SYDNEY (Reuters) - Australian Treasurer Joe Hockey said on Friday that his government would seek to raise the retirement age to 70 by the year 2035 as part of reforms aimed at stemming what they warn is a looming “fiscal crisis.”
The announcement came one day after an audit of the Australian economy recommended broad structural changes and a tight rein on costs, setting the stage for what is expected to be a tough national budget later this month.
“In 21 years’ time, that is when you will be entitled to the pension, when you turn 70,” Hockey said in an interview with 2GB Radio in Sydney.
Australia’s A$1.5 trillion ($1.39 trillion) economy sailed through the global financial crisis, but a slump in mining investment and a sluggish response to record low interest rates has hit government tax income as expenditure continues to grow.
Australian Prime Minister Tony Abbott and Hockey have been girding voters for hefty spending cuts and other measures in the May 13 budget to tackle deficits forecast at A$47 billion this year and totaling A$123 billion over the next four years.

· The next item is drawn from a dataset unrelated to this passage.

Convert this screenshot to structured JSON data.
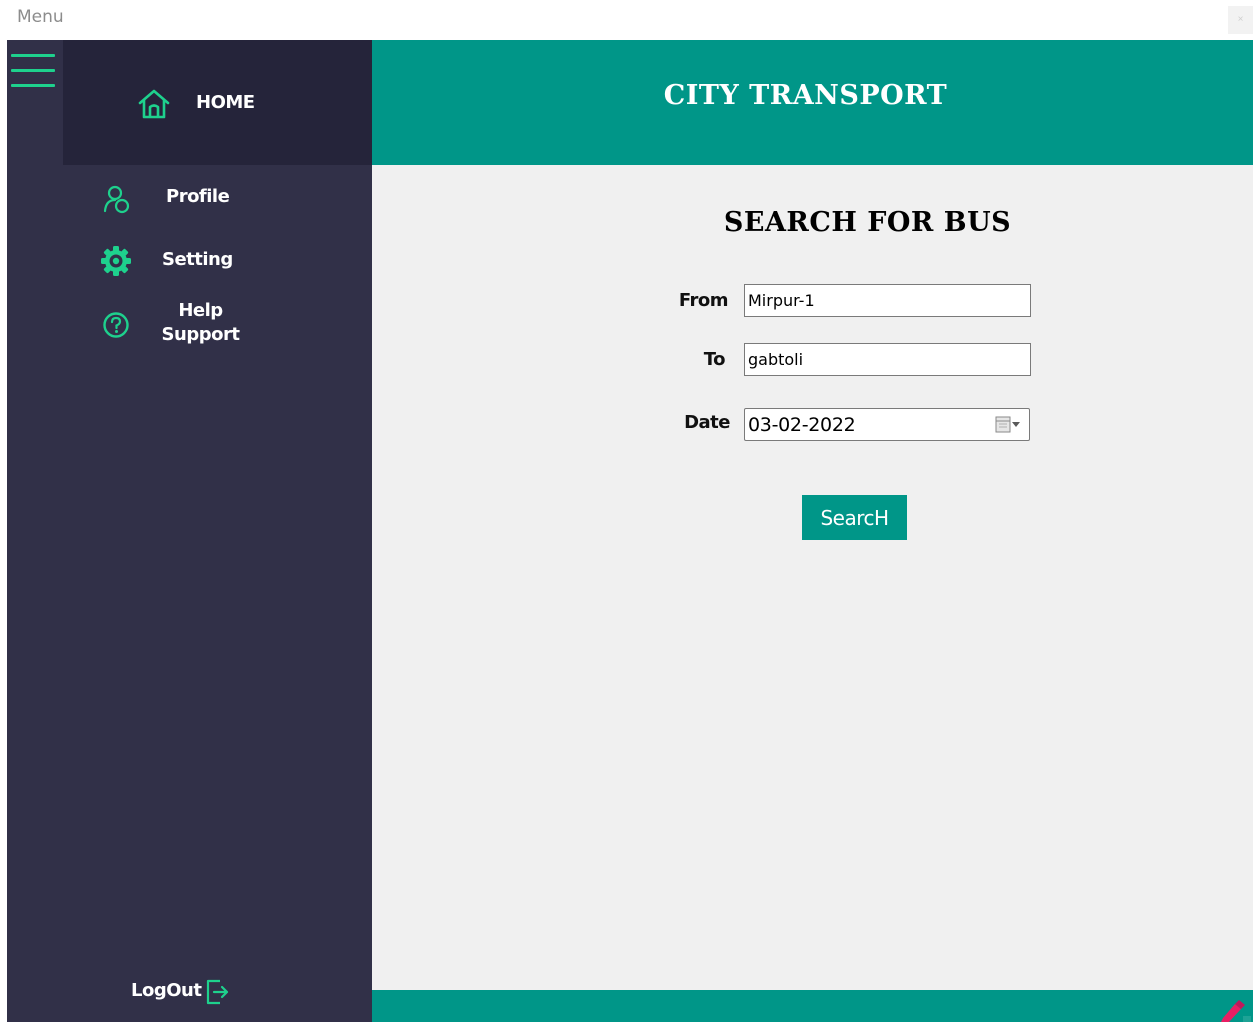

The previous government had already announced plans to increase the retirement age from 65 today up to 67 by 2023, but the announcement is likely to prove politically thorny for Abbott.
On Tuesday, Abbott flagged the prospect of a temporary income tax levy on higher income workers to help tackle the deficit, a proposal that was met with criticism from opponents and a cool response from business groups.
Although debt is expected to peak above A$400 billion, that would be less than 30 percent of Australia’s annual gross domestic product.
In the United States and the euro area of 15 countries, government debt accounts for more than 100 percent of GDP, figures from the Organisation for Economic Co-operation and Development show.
Australia remains one of only a handful of countries that still boasts a triple A credit rating, making its debt especially attractive to foreign central banks and sovereign wealth funds.